Federal Reserve Chairman Ben S. Bernanke has a choice: Sacrifice stimulus by trimming bond purchases or risk market distortion by further expanding the Fed’s $3.5 trillion balance sheet. Last week’s payrolls report gives him cover to cut.
That doesn’t make Bernanke’s decision any easier: Economic growth and inflation remain short of the Fed’s expectations, which might argue for keeping up bond purchases at an $85 billion-a-month clip.

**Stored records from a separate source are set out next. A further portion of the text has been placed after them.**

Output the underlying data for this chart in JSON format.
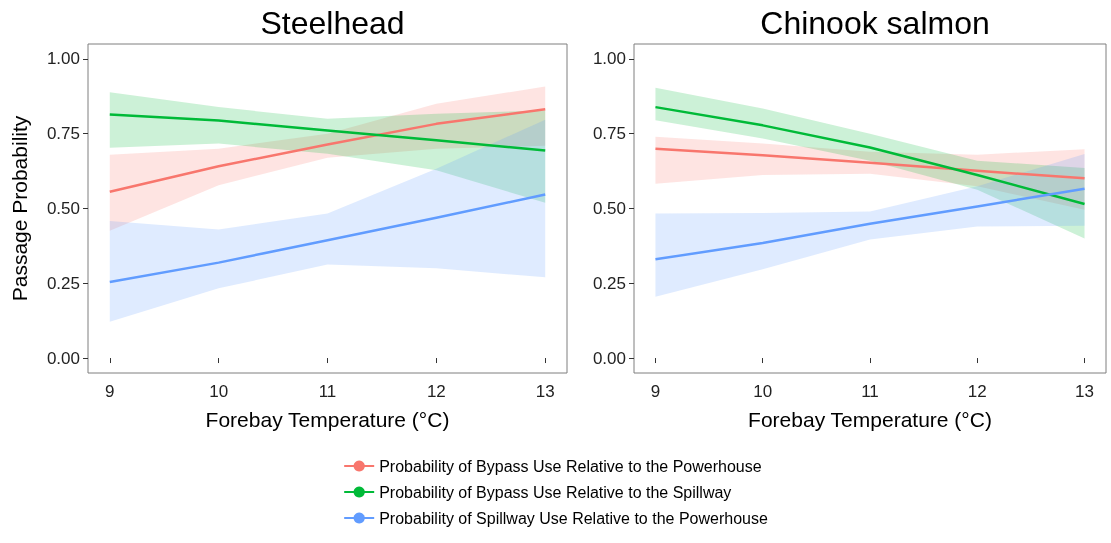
{
  "chart_data": [
    {
      "type": "line",
      "title": "Steelhead",
      "xlabel": "Forebay Temperature (°C)",
      "ylabel": "Passage Probability",
      "x": [
        9,
        10,
        11,
        12,
        13
      ],
      "series": [
        {
          "name": "Probability of Bypass Use Relative to the Powerhouse",
          "color": "#f8766d",
          "values": [
            0.556,
            0.641,
            0.714,
            0.783,
            0.832
          ],
          "lower": [
            0.426,
            0.578,
            0.67,
            0.7,
            0.71
          ],
          "upper": [
            0.68,
            0.7,
            0.75,
            0.85,
            0.908
          ]
        },
        {
          "name": "Probability of Bypass Use Relative to the Spillway",
          "color": "#00ba38",
          "values": [
            0.814,
            0.794,
            0.761,
            0.728,
            0.694
          ],
          "lower": [
            0.703,
            0.717,
            0.683,
            0.628,
            0.519
          ],
          "upper": [
            0.889,
            0.839,
            0.8,
            0.817,
            0.828
          ]
        },
        {
          "name": "Probability of Spillway Use Relative to the Powerhouse",
          "color": "#619cff",
          "values": [
            0.254,
            0.319,
            0.394,
            0.469,
            0.547
          ],
          "lower": [
            0.121,
            0.233,
            0.313,
            0.3,
            0.27
          ],
          "upper": [
            0.458,
            0.43,
            0.483,
            0.633,
            0.797
          ]
        }
      ],
      "xlim": [
        8.8,
        13.2
      ],
      "ylim": [
        -0.05,
        1.05
      ],
      "xticks": [
        9,
        10,
        11,
        12,
        13
      ],
      "yticks": [
        {
          "value": 0,
          "label": "0.00"
        },
        {
          "value": 0.25,
          "label": "0.25"
        },
        {
          "value": 0.5,
          "label": "0.50"
        },
        {
          "value": 0.75,
          "label": "0.75"
        },
        {
          "value": 1,
          "label": "1.00"
        }
      ],
      "grid": false,
      "legend": "bottom"
    },
    {
      "type": "line",
      "title": "Chinook salmon",
      "xlabel": "Forebay Temperature (°C)",
      "x": [
        9,
        10,
        11,
        12,
        13
      ],
      "series": [
        {
          "color": "#f8766d",
          "values": [
            0.7,
            0.678,
            0.653,
            0.626,
            0.601
          ],
          "lower": [
            0.583,
            0.612,
            0.616,
            0.574,
            0.496
          ],
          "upper": [
            0.74,
            0.717,
            0.69,
            0.68,
            0.698
          ]
        },
        {
          "color": "#00ba38",
          "values": [
            0.839,
            0.778,
            0.704,
            0.612,
            0.515
          ],
          "lower": [
            0.795,
            0.734,
            0.66,
            0.563,
            0.4
          ],
          "upper": [
            0.904,
            0.834,
            0.75,
            0.66,
            0.635
          ]
        },
        {
          "color": "#619cff",
          "values": [
            0.33,
            0.385,
            0.449,
            0.507,
            0.566
          ],
          "lower": [
            0.205,
            0.297,
            0.396,
            0.44,
            0.442
          ],
          "upper": [
            0.483,
            0.485,
            0.49,
            0.574,
            0.682
          ]
        }
      ],
      "xlim": [
        8.8,
        13.2
      ],
      "ylim": [
        -0.05,
        1.05
      ],
      "xticks": [
        9,
        10,
        11,
        12,
        13
      ],
      "yticks": [
        {
          "value": 0,
          "label": "0.00"
        },
        {
          "value": 0.25,
          "label": "0.25"
        },
        {
          "value": 0.5,
          "label": "0.50"
        },
        {
          "value": 0.75,
          "label": "0.75"
        },
        {
          "value": 1,
          "label": "1.00"
        }
      ],
      "grid": false
    }
  ]
}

On the other hand, dialing back quantitative easing, or QE, would signal to investors that they don’t need to reach for yield by piling into risky securities.
“There is nothing on the economy side to have precipitated such a seismic shift in their approach to QE,” said Stephen Stanley, chief economist at Pierpont Securities LLC in Stamford, Connecticut, and a former researcher at the Richmond Fed.
“They are finally starting to grasp what the signal from QE has done to the markets,” Stanley said. “QE was contributing to a market environment where people were taking too much risk. The beginning of tapering in September is a lot more predetermined than the Fed is letting on.”
In a June 19 press conference following two days of meetings by the policy-making Federal Open Market Committee, Bernanke said the central bank may start scaling back its bond-buying program this year and end it in mid-2014 if the economy achieves the Fed’s growth objectives.